At Littleborough and Saddleworth next Thursday both New Labour and Newish Liberal Democrats face the voters in a by-election that both regard as vital. If Labour wins a seat where it was third at the last general election, it really is on the march. A Lib Dem victory would be a huge fillip for Mr Ashdown's party. Today's Independent poll in the constituency suggests that either could win. But are the voters of this Pennine seat having the issues before them clarified and fairly debated, as promised? Are they 'eck as like.

Consider first Mr Blair's man, the active Christian Phil Woolas. Mr Woolas, a former president of the National Union of Students, is one of those Labour men who seems capable of endless self-reinvention. He has never changed his mind about important things, never been wrong and yet - magically - advocates nothing that he advocated 10 years ago.

Let us be fair to Mr Woolas: the middle of a by-election campaign is not always the best place for lengthy confessions of error, especially when your campaign manager is Peter Mandelson.

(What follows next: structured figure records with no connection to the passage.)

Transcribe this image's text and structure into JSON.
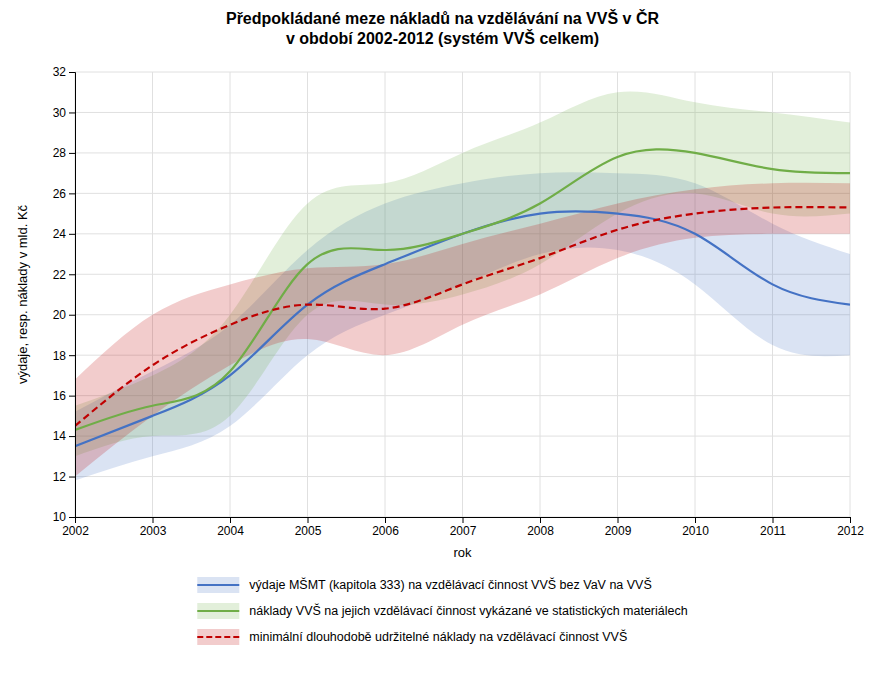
{
  "chart_data": {
    "type": "line",
    "title": "Předpokládané meze nákladů na vzdělávání na VVŠ v ČR\nv období 2002-2012 (systém VVŠ celkem)",
    "x_label": "rok",
    "y_label": "výdaje, resp. náklady v mld. Kč",
    "x": [
      2002,
      2003,
      2004,
      2005,
      2006,
      2007,
      2008,
      2009,
      2010,
      2011,
      2012
    ],
    "xlim": [
      2002,
      2012
    ],
    "xticks": [
      2002,
      2003,
      2004,
      2005,
      2006,
      2007,
      2008,
      2009,
      2010,
      2011,
      2012
    ],
    "ylim": [
      10,
      32
    ],
    "yticks": [
      10,
      12,
      14,
      16,
      18,
      20,
      22,
      24,
      26,
      28,
      30,
      32
    ],
    "grid": true,
    "legend": "bottom",
    "series": [
      {
        "name": "výdaje MŠMT (kapitola 333) na vzdělávací činnost VVŠ bez VaV na VVŠ",
        "color": "#4472C4",
        "line_style": "solid",
        "values": [
          13.5,
          15.0,
          17.0,
          20.5,
          22.5,
          24.0,
          25.0,
          25.0,
          24.0,
          21.5,
          20.5
        ],
        "upper": [
          15.2,
          17.2,
          19.5,
          23.2,
          25.5,
          26.5,
          27.0,
          27.0,
          26.5,
          24.5,
          23.0
        ],
        "lower": [
          11.8,
          13.0,
          14.5,
          18.0,
          20.0,
          21.5,
          23.0,
          23.2,
          21.5,
          18.5,
          18.0
        ]
      },
      {
        "name": "náklady VVŠ na jejich vzdělávací činnost vykázané ve statistických materiálech",
        "color": "#70AD47",
        "line_style": "solid",
        "values": [
          14.3,
          15.5,
          17.2,
          22.5,
          23.2,
          24.0,
          25.5,
          27.8,
          28.0,
          27.2,
          27.0
        ],
        "upper": [
          15.5,
          17.0,
          20.0,
          25.5,
          26.5,
          28.0,
          29.5,
          31.0,
          30.5,
          30.0,
          29.5
        ],
        "lower": [
          13.0,
          14.0,
          15.0,
          20.0,
          20.5,
          21.0,
          22.5,
          25.0,
          26.0,
          25.0,
          25.0
        ]
      },
      {
        "name": "minimální dlouhodobě udržitelné náklady na vzdělávací činnost VVŠ",
        "color": "#C00000",
        "line_style": "dashed",
        "values": [
          14.5,
          17.5,
          19.5,
          20.5,
          20.3,
          21.5,
          22.8,
          24.2,
          25.0,
          25.3,
          25.3
        ],
        "upper": [
          16.8,
          20.0,
          21.5,
          22.3,
          22.5,
          23.5,
          24.5,
          25.5,
          26.2,
          26.5,
          26.5
        ],
        "lower": [
          12.0,
          15.0,
          17.5,
          18.8,
          18.0,
          19.5,
          21.0,
          22.8,
          23.8,
          24.0,
          24.0
        ]
      }
    ]
  }
}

But what about open, fair debate? According to Mr Woolas, the Liberal Democrat candidate, Chris Davies, is not to be trusted because he keeps doing "silly" things - such as supporting a Royal Commission to look at decriminalising cannabis. He is soft on drugs. Hmmm ... one wagers that Mr Woolas did not campaign against cannabis in his NUS days. To call for a debate about its decriminalisation simply does not constitute tolerance for drug-taking. This is just name- calling.

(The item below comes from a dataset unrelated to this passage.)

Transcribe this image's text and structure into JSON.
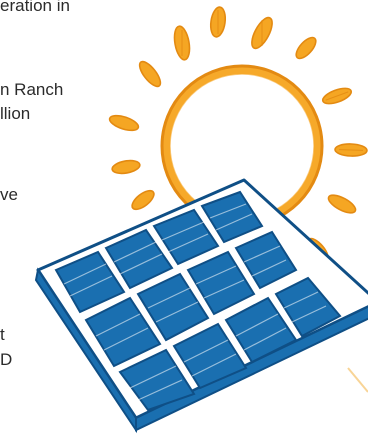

And which aspect of the national debate is best served by Mr Woolas's slogan, "the strong choice"? What does this mean? At supermarkets "the strong choice" would denote a ripe Stilton or a germ-blasting loo-cleaner. Oswald Mosley was once "the strong choice". All one can safely say is that, at a tad over five feet, Mr Woolas is certainly the short choice.

Liberal Democrats, of course, are famous for their by-election tactics. But given that Mr Woolas abhors big spending, high taxes and lax laws, they are forced to fall back on the accusation that he now lives in Brentford, which, although he was born locally, makes him a carpet-bagger - a "comer- in". It is just as well he was not born in Trinidad or Dhaka, for then he would be beyond the pale. This is mindless parochialism, not liberalism.

The truth, of course, is that the two candidates agree on everything - except who should be the MP. They may be "new" parties, but they practise old politics.